MGM Growth Properties (NYSE: MGP) is listed among the top travel and leisure equities. MGP, the owner of Excalibur, Mirage, and other gaming venues on the Las Vegas Strip, has been listed among firms with attractive equities.
MGP was among the best-performing groups in the first quarter of 2021. The demand for the gaming stock was being pent-up by increasing coronavirus vaccinations. However, the demand is about to be suppressed by the emergence of the delta variant of COVID-19. Some states are also telling their residents to stay away from Vegas.
However, MGP is proving resilient to that trend, its shares are up by 2.35 percent over the past month. MGM International (NYSE: MGM). MGP’s lone tenant is down by 10.11 percent over the same period.
MGP is proving hardy against the delta variant backdrop is that the company is not a casino operator. Rather, MGP is a gaming real estate investment trust (REIT).
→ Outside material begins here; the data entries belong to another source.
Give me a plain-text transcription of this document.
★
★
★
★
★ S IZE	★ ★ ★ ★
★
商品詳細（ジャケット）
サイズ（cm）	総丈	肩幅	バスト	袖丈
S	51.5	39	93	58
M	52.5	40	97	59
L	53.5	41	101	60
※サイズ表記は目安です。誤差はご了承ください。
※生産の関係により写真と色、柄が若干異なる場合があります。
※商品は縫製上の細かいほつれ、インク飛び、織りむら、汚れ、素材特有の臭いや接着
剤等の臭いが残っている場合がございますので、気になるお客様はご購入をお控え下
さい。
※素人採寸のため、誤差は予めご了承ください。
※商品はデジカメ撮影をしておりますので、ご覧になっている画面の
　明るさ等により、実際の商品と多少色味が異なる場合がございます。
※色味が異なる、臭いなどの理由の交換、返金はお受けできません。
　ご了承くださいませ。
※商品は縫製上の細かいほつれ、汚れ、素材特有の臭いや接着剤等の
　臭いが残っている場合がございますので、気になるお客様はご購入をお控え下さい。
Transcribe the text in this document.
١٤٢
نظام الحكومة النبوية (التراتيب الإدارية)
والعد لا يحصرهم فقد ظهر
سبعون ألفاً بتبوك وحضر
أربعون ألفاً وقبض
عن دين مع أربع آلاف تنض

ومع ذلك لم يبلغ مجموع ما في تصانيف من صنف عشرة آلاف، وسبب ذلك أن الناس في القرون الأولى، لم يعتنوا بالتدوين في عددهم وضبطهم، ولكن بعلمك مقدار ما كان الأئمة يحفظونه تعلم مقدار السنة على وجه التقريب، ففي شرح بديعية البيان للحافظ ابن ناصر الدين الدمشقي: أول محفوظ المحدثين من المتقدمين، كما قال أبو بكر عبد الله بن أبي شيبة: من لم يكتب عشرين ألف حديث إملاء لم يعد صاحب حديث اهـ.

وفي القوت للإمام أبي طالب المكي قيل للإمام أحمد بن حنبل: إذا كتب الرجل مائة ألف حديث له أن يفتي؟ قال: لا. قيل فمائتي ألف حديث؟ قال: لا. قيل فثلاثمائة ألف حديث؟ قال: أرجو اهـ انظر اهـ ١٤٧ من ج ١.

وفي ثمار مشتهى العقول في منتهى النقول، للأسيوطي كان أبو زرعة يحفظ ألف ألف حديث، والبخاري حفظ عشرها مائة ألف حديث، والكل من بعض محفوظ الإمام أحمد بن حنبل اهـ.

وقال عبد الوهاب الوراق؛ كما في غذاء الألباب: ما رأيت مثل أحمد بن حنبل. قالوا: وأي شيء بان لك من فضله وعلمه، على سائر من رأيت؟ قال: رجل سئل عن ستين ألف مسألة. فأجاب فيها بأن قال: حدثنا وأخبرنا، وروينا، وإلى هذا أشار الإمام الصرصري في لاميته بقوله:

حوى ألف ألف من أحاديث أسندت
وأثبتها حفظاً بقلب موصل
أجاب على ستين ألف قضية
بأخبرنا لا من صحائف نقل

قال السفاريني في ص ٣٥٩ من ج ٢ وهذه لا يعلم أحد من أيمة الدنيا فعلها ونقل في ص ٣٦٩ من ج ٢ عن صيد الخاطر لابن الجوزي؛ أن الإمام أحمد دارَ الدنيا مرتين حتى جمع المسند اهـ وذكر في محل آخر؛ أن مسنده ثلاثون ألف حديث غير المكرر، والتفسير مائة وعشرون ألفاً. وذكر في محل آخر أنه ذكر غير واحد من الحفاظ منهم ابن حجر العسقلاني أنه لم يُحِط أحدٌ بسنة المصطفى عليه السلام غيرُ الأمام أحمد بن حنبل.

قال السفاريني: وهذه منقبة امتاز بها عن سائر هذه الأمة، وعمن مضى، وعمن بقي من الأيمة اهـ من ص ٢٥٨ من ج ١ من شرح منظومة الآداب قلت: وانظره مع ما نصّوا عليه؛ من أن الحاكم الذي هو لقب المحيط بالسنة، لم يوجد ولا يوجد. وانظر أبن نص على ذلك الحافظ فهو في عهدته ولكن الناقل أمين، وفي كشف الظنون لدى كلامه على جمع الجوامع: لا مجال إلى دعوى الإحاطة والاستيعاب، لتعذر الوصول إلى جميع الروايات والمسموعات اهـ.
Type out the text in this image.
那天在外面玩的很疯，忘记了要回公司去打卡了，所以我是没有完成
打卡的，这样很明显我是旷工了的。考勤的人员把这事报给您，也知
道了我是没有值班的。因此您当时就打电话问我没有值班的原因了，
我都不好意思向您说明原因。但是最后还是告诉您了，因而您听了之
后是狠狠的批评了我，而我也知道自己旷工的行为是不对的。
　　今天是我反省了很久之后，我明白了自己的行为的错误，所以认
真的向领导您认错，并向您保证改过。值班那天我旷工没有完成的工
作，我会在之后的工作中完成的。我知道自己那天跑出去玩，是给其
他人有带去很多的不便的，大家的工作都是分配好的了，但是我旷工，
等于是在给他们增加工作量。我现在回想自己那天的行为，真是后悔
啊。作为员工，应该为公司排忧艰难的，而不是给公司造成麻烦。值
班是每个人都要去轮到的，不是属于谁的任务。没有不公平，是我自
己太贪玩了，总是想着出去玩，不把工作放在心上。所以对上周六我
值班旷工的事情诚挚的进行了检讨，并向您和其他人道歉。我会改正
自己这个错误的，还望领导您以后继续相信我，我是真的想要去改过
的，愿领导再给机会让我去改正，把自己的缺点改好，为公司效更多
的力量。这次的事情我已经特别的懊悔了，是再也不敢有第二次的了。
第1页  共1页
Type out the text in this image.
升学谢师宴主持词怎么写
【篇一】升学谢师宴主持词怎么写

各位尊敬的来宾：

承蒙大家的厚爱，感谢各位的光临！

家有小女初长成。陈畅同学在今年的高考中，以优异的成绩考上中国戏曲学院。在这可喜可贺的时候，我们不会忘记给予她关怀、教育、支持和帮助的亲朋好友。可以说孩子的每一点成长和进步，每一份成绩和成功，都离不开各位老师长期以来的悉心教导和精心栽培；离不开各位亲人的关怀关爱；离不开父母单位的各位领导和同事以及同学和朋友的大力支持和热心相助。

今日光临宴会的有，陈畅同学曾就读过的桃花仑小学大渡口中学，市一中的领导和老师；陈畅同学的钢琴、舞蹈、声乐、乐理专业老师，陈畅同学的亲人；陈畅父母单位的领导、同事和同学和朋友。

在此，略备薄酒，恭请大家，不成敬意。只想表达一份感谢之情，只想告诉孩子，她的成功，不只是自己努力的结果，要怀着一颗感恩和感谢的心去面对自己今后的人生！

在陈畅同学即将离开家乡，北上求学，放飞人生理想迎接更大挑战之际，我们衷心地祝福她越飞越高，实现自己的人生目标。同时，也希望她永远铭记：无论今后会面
In other words, the firm is a property owner and rent collector.
MGP is also structured as a triple-net lease REIT, which means that the firm does not pay for property upkeeps or other related expenses. UBS analyst Robin Farley believes the model was important during the pandemic.
“The triple net lease structure was new to the gaming industry in the last couple of years, and it hadn’t been through a significant downturn. The pandemic has proven the business model.”
At the height of the coronavirus pandemic, casino REITs like MGP were in turmoil when gaming venues were closed. They feared that the operators would struggle to meet lease obligations without any revenue.
However, those concerns are reduced, particularly for MGP, whose lone tenant MGM has one of the strongest balance sheets. The chances of missing to pay rent are minimal.